Tools for analytics and optimization of the sales effectiveness of websites are becoming more and more popular. However, with their dissemination there should be education of marketers in the field of research and statistical inference. Unfortunately, it is very poor. That is why we decided to draw attention to the key problems regarding A / B tests and highlight key issues that should be absolutely remembered when deciding on this form of research.
Statistical inference is an extremely useful field of knowledge and every marketer should undergo a basic course in this field. Statistical inference is a key element of decision-making processes in business and data-driven marketing. If we want to act rationally and draw conclusions from available information. This is important for both quantitative and qualitative data, which can also be subjected to a certain quantification (although here too, various traps are waiting for us). Interpreting the correlation between phenomena and assessing the likelihood that our conclusions are right (and not the result of chance) are key competences, without which working with data can do us more harm than good.
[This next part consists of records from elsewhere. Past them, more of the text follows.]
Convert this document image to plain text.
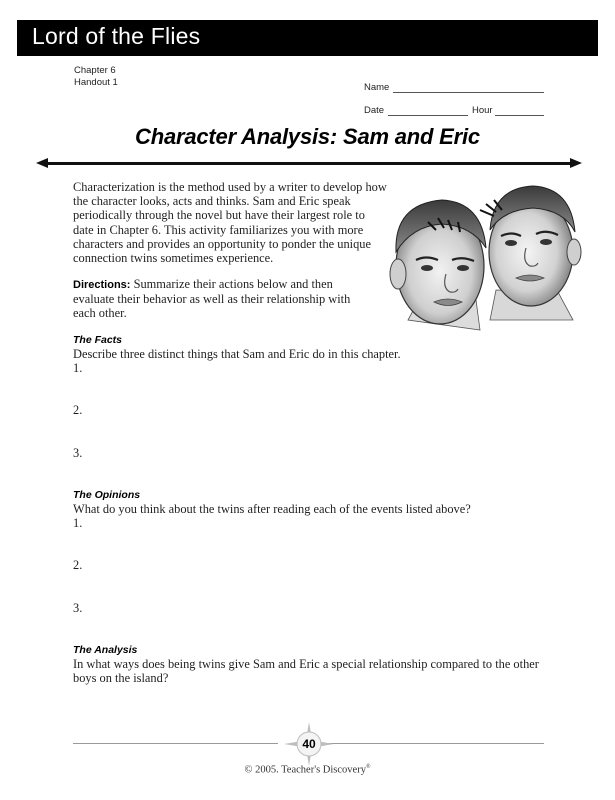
Lord of the Flies
Chapter 6
Handout 1	Name
Date	Hour
Character Analysis: Sam and Eric
Characterization is the method used by a writer to develop how
the character looks, acts and thinks. Sam and Eric speak periodically through the novel but have their largest role to date in Chapter 6. This activity familiarizes you with more characters and provides an opportunity to ponder the unique connection twins sometimes experience.
Directions: Summarize their actions below and then evaluate their behavior as well as their relationship with each other.
The Facts
Describe three distinct things that Sam and Eric do in this chapter.
1.
2.
3.
The Opinions
What do you think about the twins after reading each of the events listed above?
1.
2.
3.
The Analysis
In what ways does being twins give Sam and Eric a special relationship compared to the other boys on the island?
40
© 2005. Teacher's Discovery®
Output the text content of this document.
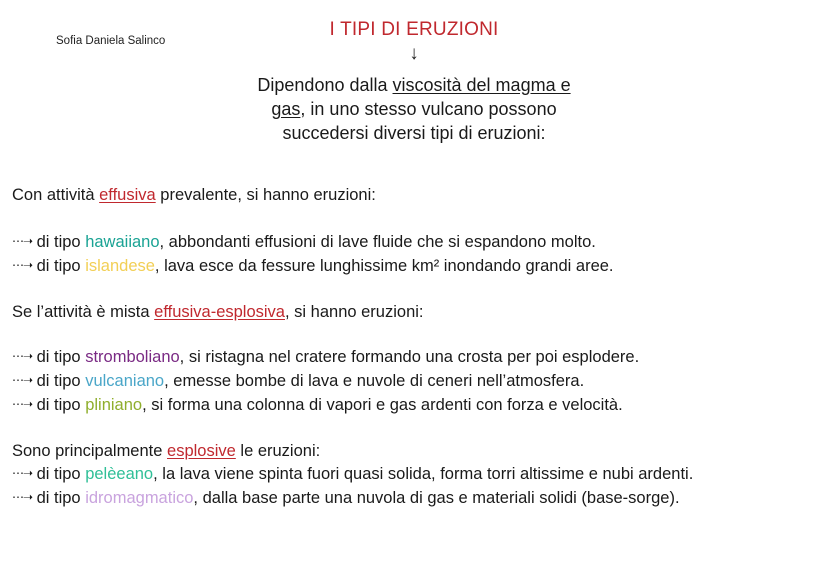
Sofia Daniela Salinco
I TIPI DI ERUZIONI
↓
Dipendono dalla viscosità del magma e
gas, in uno stesso vulcano possono
succedersi diversi tipi di eruzioni:
Con attività effusiva prevalente, si hanno eruzioni:
⋯➝ di tipo hawaiiano, abbondanti effusioni di lave fluide che si espandono molto.
⋯➝ di tipo islandese, lava esce da fessure lunghissime km² inondando grandi aree.
Se l’attività è mista effusiva-esplosiva, si hanno eruzioni:
⋯➝ di tipo stromboliano, si ristagna nel cratere formando una crosta per poi esplodere.
⋯➝ di tipo vulcaniano, emesse bombe di lava e nuvole di ceneri nell’atmosfera.
⋯➝ di tipo pliniano, si forma una colonna di vapori e gas ardenti con forza e velocità.
Sono principalmente esplosive le eruzioni:
⋯➝ di tipo pelèeano, la lava viene spinta fuori quasi solida, forma torri altissime e nubi ardenti.
⋯➝ di tipo idromagmatico, dalla base parte una nuvola di gas e materiali solidi (base-sorge).
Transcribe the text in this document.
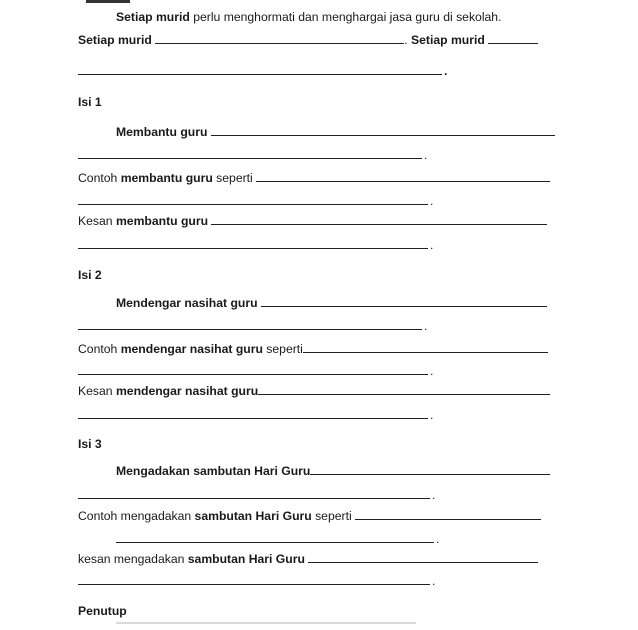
Setiap murid perlu menghormati dan menghargai jasa guru di sekolah.
Setiap murid	. Setiap murid
.
Isi 1
Membantu guru
.
Contoh membantu guru seperti
.
Kesan membantu guru
.
Isi 2
Mendengar nasihat guru
.
Contoh mendengar nasihat guru seperti
.
Kesan mendengar nasihat guru
.
Isi 3
Mengadakan sambutan Hari Guru
.
Contoh mengadakan sambutan Hari Guru seperti
.
kesan mengadakan sambutan Hari Guru
.
Penutup
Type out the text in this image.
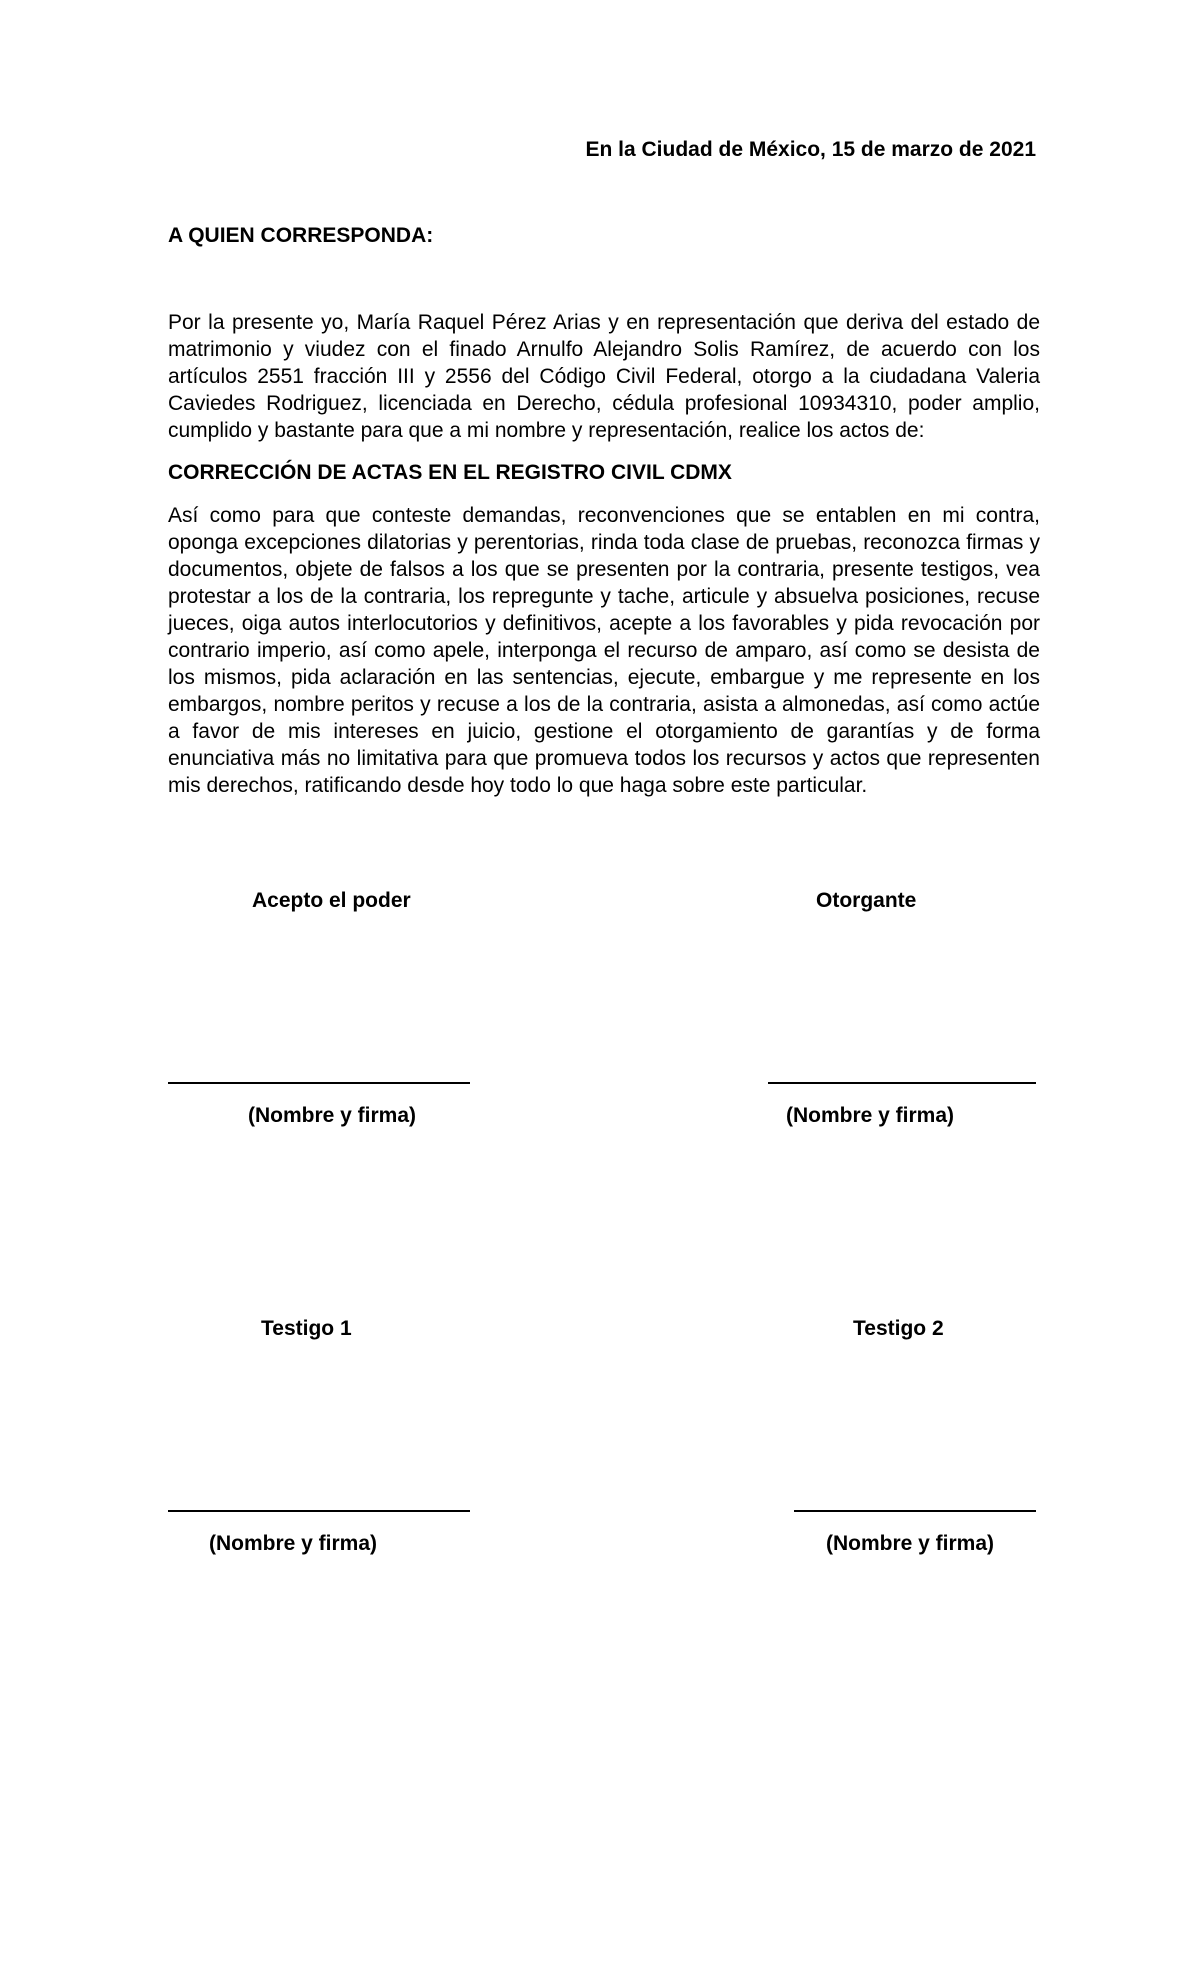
En la Ciudad de México, 15 de marzo de 2021
A QUIEN CORRESPONDA:
Por la presente yo, María Raquel Pérez Arias y en representación que deriva del estado de matrimonio y viudez con el finado Arnulfo Alejandro Solis Ramírez, de acuerdo con los artículos 2551 fracción III y 2556 del Código Civil Federal, otorgo a la ciudadana Valeria Caviedes Rodriguez, licenciada en Derecho, cédula profesional 10934310, poder amplio, cumplido y bastante para que a mi nombre y representación, realice los actos de:
CORRECCIÓN DE ACTAS EN EL REGISTRO CIVIL CDMX
Así como para que conteste demandas, reconvenciones que se entablen en mi contra, oponga excepciones dilatorias y perentorias, rinda toda clase de pruebas, reconozca firmas y documentos, objete de falsos a los que se presenten por la contraria, presente testigos, vea protestar a los de la contraria, los repregunte y tache, articule y absuelva posiciones, recuse jueces, oiga autos interlocutorios y definitivos, acepte a los favorables y pida revocación por contrario imperio, así como apele, interponga el recurso de amparo, así como se desista de los mismos, pida aclaración en las sentencias, ejecute, embargue y me represente en los embargos, nombre peritos y recuse a los de la contraria, asista a almonedas, así como actúe a favor de mis intereses en juicio, gestione el otorgamiento de garantías y de forma enunciativa más no limitativa para que promueva todos los recursos y actos que representen mis derechos, ratificando desde hoy todo lo que haga sobre este particular.
Acepto el poder	Otorgante
(Nombre y firma)	(Nombre y firma)
Testigo 1	Testigo 2
(Nombre y firma)	(Nombre y firma)
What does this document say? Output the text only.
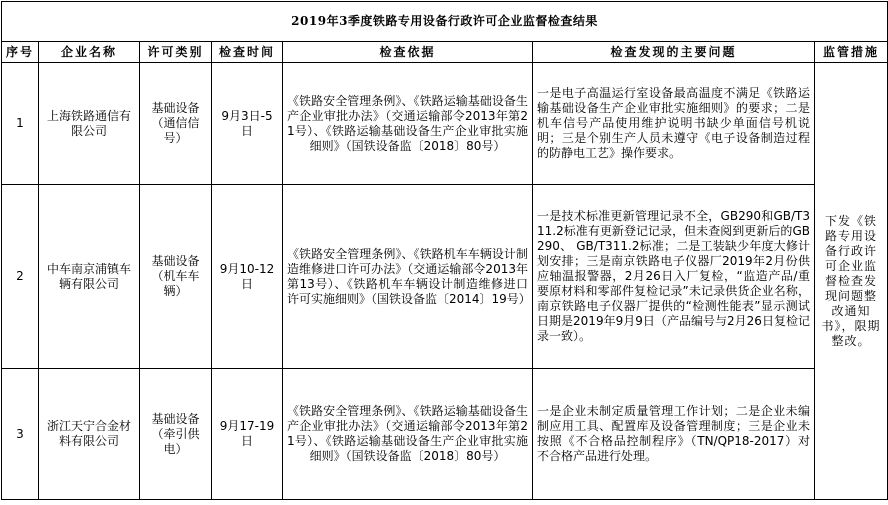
2019年3季度铁路专用设备行政许可企业监督检查结果						
序号	企业名称	许可类别	检查时间	检查依据	检查发现的主要问题	监管措施
1	上海铁路通信有限公司	基础设备（通信信号）	9月3日-5日	《铁路安全管理条例》、《铁路运输基础设备生产企业审批办法》（交通运输部令2013年第21号）、《铁路运输基础设备生产企业审批实施细则》（国铁设备监〔2018〕80号）	一是电子高温运行室设备最高温度不满足《铁路运输基础设备生产企业审批实施细则》的要求；二是机车信号产品使用维护说明书缺少单面信号机说明；三是个别生产人员未遵守《电子设备制造过程的防静电工艺》操作要求。	下发《铁路专用设备行政许可企业监督检查发现问题整改通知书》，限期整改。
2	中车南京浦镇车辆有限公司	基础设备（机车车辆）	9月10-12日	《铁路安全管理条例》、《铁路机车车辆设计制造维修进口许可办法》（交通运输部令2013年第13号）、《铁路机车车辆设计制造维修进口许可实施细则》（国铁设备监〔2014〕19号）	一是技术标准更新管理记录不全，GB290和GB/T311.2标准有更新登记记录，但未查阅到更新后的GB290、 GB/T311.2标准；二是工装缺少年度大修计划安排；三是南京铁路电子仪器厂2019年2月份供应轴温报警器，2月26日入厂复检，“监造产品/重要原材料和零部件复检记录”未记录供货企业名称，南京铁路电子仪器厂提供的“检测性能表”显示测试日期是2019年9月9日（产品编号与2月26日复检记录一致）。	
3	浙江天宁合金材料有限公司	基础设备（牵引供电）	9月17-19日	《铁路安全管理条例》、《铁路运输基础设备生产企业审批办法》（交通运输部令2013年第21号）、《铁路运输基础设备生产企业审批实施细则》（国铁设备监〔2018〕80号）	一是企业未制定质量管理工作计划；二是企业未编制应用工具、配置库及设备管理制度；三是企业未按照《不合格品控制程序》（TN/QP18-2017）对不合格产品进行处理。	
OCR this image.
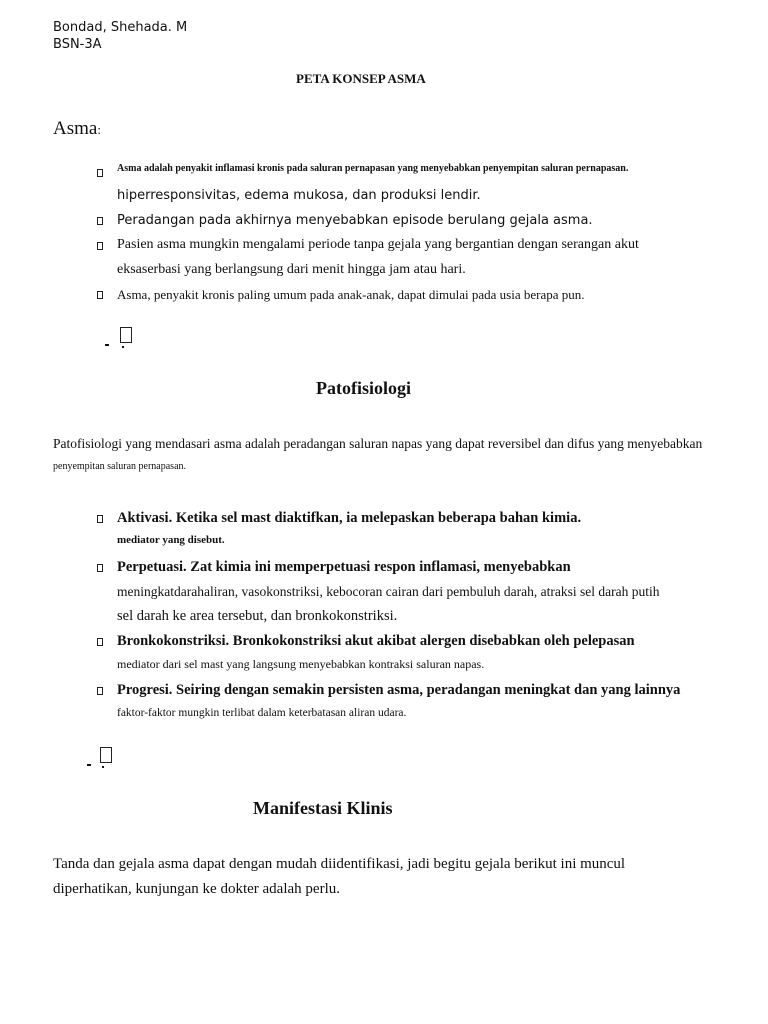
Bondad, Shehada. M
BSN-3A
PETA KONSEP ASMA
Asma:
Asma adalah penyakit inflamasi kronis pada saluran pernapasan yang menyebabkan penyempitan saluran pernapasan.
hiperresponsivitas, edema mukosa, dan produksi lendir.
Peradangan pada akhirnya menyebabkan episode berulang gejala asma.
Pasien asma mungkin mengalami periode tanpa gejala yang bergantian dengan serangan akut
eksaserbasi yang berlangsung dari menit hingga jam atau hari.
Asma, penyakit kronis paling umum pada anak-anak, dapat dimulai pada usia berapa pun.
Patofisiologi
Patofisiologi yang mendasari asma adalah peradangan saluran napas yang dapat reversibel dan difus yang menyebabkan
penyempitan saluran pernapasan.
Aktivasi. Ketika sel mast diaktifkan, ia melepaskan beberapa bahan kimia.
mediator yang disebut.
Perpetuasi. Zat kimia ini memperpetuasi respon inflamasi, menyebabkan
meningkatdarahaliran, vasokonstriksi, kebocoran cairan dari pembuluh darah, atraksi sel darah putih
sel darah ke area tersebut, dan bronkokonstriksi.
Bronkokonstriksi. Bronkokonstriksi akut akibat alergen disebabkan oleh pelepasan
mediator dari sel mast yang langsung menyebabkan kontraksi saluran napas.
Progresi. Seiring dengan semakin persisten asma, peradangan meningkat dan yang lainnya
faktor-faktor mungkin terlibat dalam keterbatasan aliran udara.
Manifestasi Klinis
Tanda dan gejala asma dapat dengan mudah diidentifikasi, jadi begitu gejala berikut ini muncul
diperhatikan, kunjungan ke dokter adalah perlu.
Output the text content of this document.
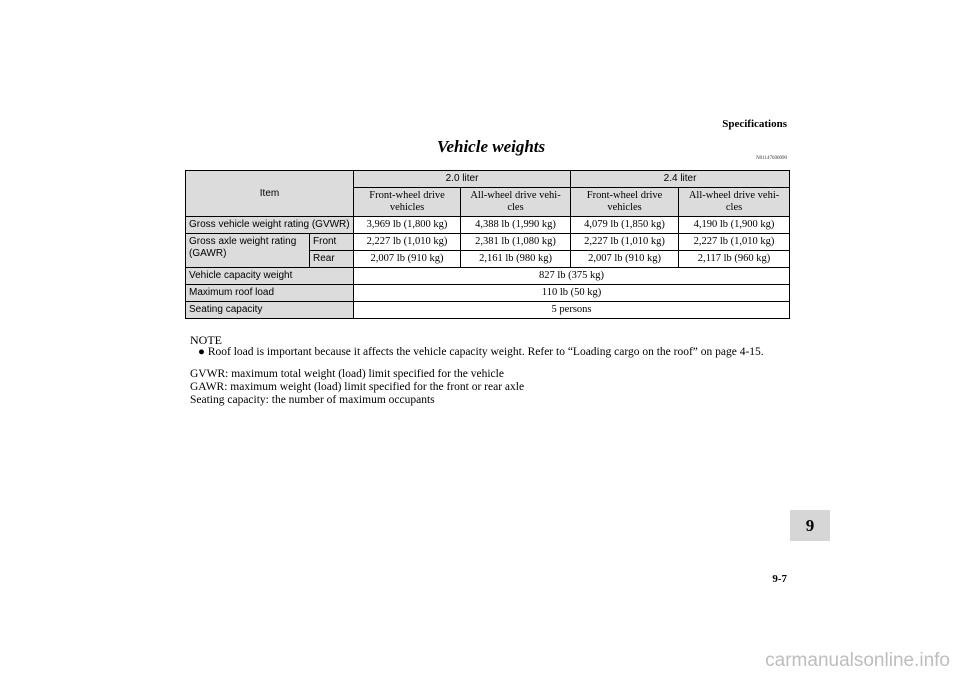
Specifications
Vehicle weights
N01147600090
Item		2.0 liter		2.4 liter	
		Front-wheel drive vehicles	All-wheel drive vehi-cles	Front-wheel drive vehicles	All-wheel drive vehi-cles
Gross vehicle weight rating (GVWR)		3,969 lb (1,800 kg)	4,388 lb (1,990 kg)	4,079 lb (1,850 kg)	4,190 lb (1,900 kg)
Gross axle weight rating (GAWR)	Front	2,227 lb (1,010 kg)	2,381 lb (1,080 kg)	2,227 lb (1,010 kg)	2,227 lb (1,010 kg)
	Rear	2,007 lb (910 kg)	2,161 lb (980 kg)	2,007 lb (910 kg)	2,117 lb (960 kg)
Vehicle capacity weight		827 lb (375 kg)			
Maximum roof load		110 lb (50 kg)			
Seating capacity		5 persons			
NOTE
● Roof load is important because it affects the vehicle capacity weight. Refer to “Loading cargo on the roof” on page 4-15.
GVWR: maximum total weight (load) limit specified for the vehicle
GAWR: maximum weight (load) limit specified for the front or rear axle
Seating capacity: the number of maximum occupants
9
9-7
carmanualsonline.info
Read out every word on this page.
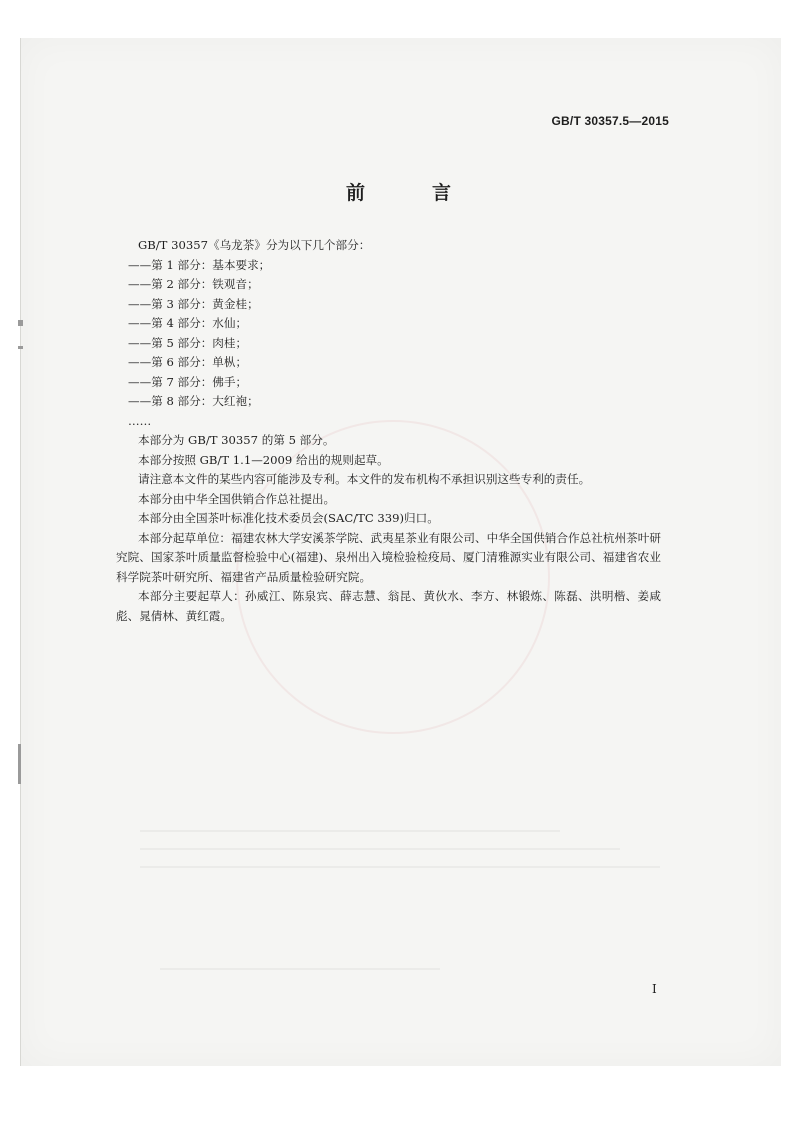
GB/T 30357.5—2015
前　言
GB/T 30357《乌龙茶》分为以下几个部分：
——第 1 部分：基本要求；
——第 2 部分：铁观音；
——第 3 部分：黄金桂；
——第 4 部分：水仙；
——第 5 部分：肉桂；
——第 6 部分：单枞；
——第 7 部分：佛手；
——第 8 部分：大红袍；
……
本部分为 GB/T 30357 的第 5 部分。
本部分按照 GB/T 1.1—2009 给出的规则起草。
请注意本文件的某些内容可能涉及专利。本文件的发布机构不承担识别这些专利的责任。
本部分由中华全国供销合作总社提出。
本部分由全国茶叶标准化技术委员会(SAC/TC 339)归口。
本部分起草单位：福建农林大学安溪茶学院、武夷星茶业有限公司、中华全国供销合作总社杭州茶叶研究院、国家茶叶质量监督检验中心(福建)、泉州出入境检验检疫局、厦门清雅源实业有限公司、福建省农业科学院茶叶研究所、福建省产品质量检验研究院。
本部分主要起草人：孙威江、陈泉宾、薛志慧、翁昆、黄伙水、李方、林锻炼、陈磊、洪明楷、姜咸彪、晁倩林、黄红霞。
I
It is important to know that these percentages indicate a form of correlation and do not imply a causal relationship. If a B variant performs significantly better, this means that there is a high correlation between the adjustment in our B variant and the increased conversion numbers.
Significance is a term from statistics. If two phenomena are compared with each other, the so-called ‘null hypothesis’ is assumed as standard: the assumption that there is no correlation between these two phenomena. Quite logical, we have to start with a starting point and by default we assume that there is no relationship between two phenomena. The null hypothesis remains until the opposite is proven: namely that there is a connection between two phenomena.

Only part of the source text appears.